Um die Jahrhundertwende, als Banken und Eisenbahnen Kleinbauern die kargen Felder abpressen wollten, versuchte eine Bauernvereinigung weisse und schwarze Arbeiter und Pächter in einer Koalition zu mobilisieren, um ein Gegengewicht zu den übermächtigen Gegnern zu schaffen. Doch rassistische Vorbehalte und Gewalt verhinderten eine Allianz zwischen Weiss und Schwarz. Die besitzlosen Weissen zogen politische Allianzen entlang der Rassenunterschiede jenen der Klassenunterschiede vor.

„Die Aristokratie des Südens gab dem weissen Mann Jim Crow“, erklärte Martin Luther King in seiner Rede am Ende seines legendären Marsches von Selma nach Montgomery im März 1965. „Und als sein geschrumpfter Magen nach Essen schrie, das seine leeren Taschen nicht liefern konnten, ass er Jim Crow (1), einen psychologischen Vogel, der ihm erzählte, dass er – wie schlecht es ihm auch ging – als weisser Mann immerhin besser als der schwarze Mann war. Und als sein unterernährtes Kind nach Dingen rief, die sein niederes Einkommen nicht liefern konnte, zeigte er ihm die Jim Crow-Zeichen an den Bussen und in den Geschäften, auf den Strassen und in den öffentlichen Gebäuden. Und seine Kinder lernten auch, sich von Jim Crow zu ernähren.“

Im Wahlkampf von öffentlicher Erhängung geschwärmt

Heute ist Lynchjustiz selten.

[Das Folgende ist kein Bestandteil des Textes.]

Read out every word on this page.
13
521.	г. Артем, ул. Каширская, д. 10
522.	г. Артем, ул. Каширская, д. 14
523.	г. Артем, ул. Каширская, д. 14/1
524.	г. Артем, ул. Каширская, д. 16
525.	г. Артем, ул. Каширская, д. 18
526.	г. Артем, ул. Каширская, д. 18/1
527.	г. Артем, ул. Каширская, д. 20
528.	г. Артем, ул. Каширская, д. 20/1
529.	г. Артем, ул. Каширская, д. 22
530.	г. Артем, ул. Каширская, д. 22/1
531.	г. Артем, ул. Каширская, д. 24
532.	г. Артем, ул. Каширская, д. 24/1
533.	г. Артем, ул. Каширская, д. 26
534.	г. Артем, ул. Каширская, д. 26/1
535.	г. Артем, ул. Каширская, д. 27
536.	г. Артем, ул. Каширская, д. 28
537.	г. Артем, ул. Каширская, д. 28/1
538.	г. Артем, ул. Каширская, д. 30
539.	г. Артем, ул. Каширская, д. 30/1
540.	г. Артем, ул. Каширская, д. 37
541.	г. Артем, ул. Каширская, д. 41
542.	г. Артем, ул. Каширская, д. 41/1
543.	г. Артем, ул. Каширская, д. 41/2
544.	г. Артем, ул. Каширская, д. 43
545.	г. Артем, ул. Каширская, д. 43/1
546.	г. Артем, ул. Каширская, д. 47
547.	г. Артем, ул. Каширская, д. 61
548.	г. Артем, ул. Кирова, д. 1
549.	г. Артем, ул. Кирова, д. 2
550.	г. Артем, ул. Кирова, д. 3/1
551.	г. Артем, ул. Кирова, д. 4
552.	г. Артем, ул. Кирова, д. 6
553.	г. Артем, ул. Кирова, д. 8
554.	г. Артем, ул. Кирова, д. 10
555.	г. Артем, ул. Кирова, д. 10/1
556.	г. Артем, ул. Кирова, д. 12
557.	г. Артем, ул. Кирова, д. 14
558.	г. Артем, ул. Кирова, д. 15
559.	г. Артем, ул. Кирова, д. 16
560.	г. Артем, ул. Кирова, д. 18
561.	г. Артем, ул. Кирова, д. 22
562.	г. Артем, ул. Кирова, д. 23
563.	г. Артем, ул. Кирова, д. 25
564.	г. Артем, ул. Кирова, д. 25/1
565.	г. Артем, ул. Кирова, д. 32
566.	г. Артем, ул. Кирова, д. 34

Der letzte Fall wurde 1981 beobachtet, als in Mobile, Alabama, einige Mitglieder des Ku-Klux-Klans den jungen Afroamerikaner, Michael Donalds, prügelten, töteten und an einem Baum aufhängten. Und „der tragische Tod des 17-jährigen Trayvon Martin 2012 und des 18 Jahre alten Michael Brown 2014 riefen der Nation erneut das fortgesetzte Töten von unbewaffneten Schwarzen durch Bürger und Gesetzteshüter ins Gedächtnis“, schrieb die University of Cambridge, MA, im Februar 2016 auf ihrem Blog: „Es ist traurig, aber das Erschiessen unbewaffneter Schwarzer scheint trotz zahlreicher landesweiter Proteste, Rathaussitzungen und Versprechen von Politikern und Gesetzeshütern, sich dieses Problems anzunehmen, unvermindert weiterzugehen.“

Erst 2016 berichtete die „Los Angeles Times“, vier weisse High-School-Studenten in Missouri hätten einem schwarzen Kommilitonen eine Schlinge um den Hals gelegt und „zerrten daran“. Im selben Jahr reichte die Familie eines zwölfjährigen schwarzen Mädchens Klage gegen eine Privatschule in Texas ein, weil ihr drei weisse Klassenkameraden einen Strick um den Hals gelegt hatten und sie zu Boden zogen. Und letztes Jahr fand das Wachpersonal Einrichtungen des Smithsonian Instituts, von denen Schlingen herunterhingen.

Auch Senatorin Cindy Hyde-Smith, eine Republikanerin aus Mississippi, die den Vorsitz im Senat führte, als das Gesetz gegen Lynchjustiz debattiert wurde, wurde bei rassistischen Äusserungen von einer Fernsehkamera erwischt. Im Wahlkampf für ihre Wiederwahl im November lobte sie einen Unterstützer mit den Worten: „Wenn er mich zu einer öffentlichen Erhängung einladen würde, stünde ich in der ersten Reihe.“

[1] Jim Crow laws waren staatliche und lokale Gesetze, mit denen die Rassentrennung durchgesetzt wurde.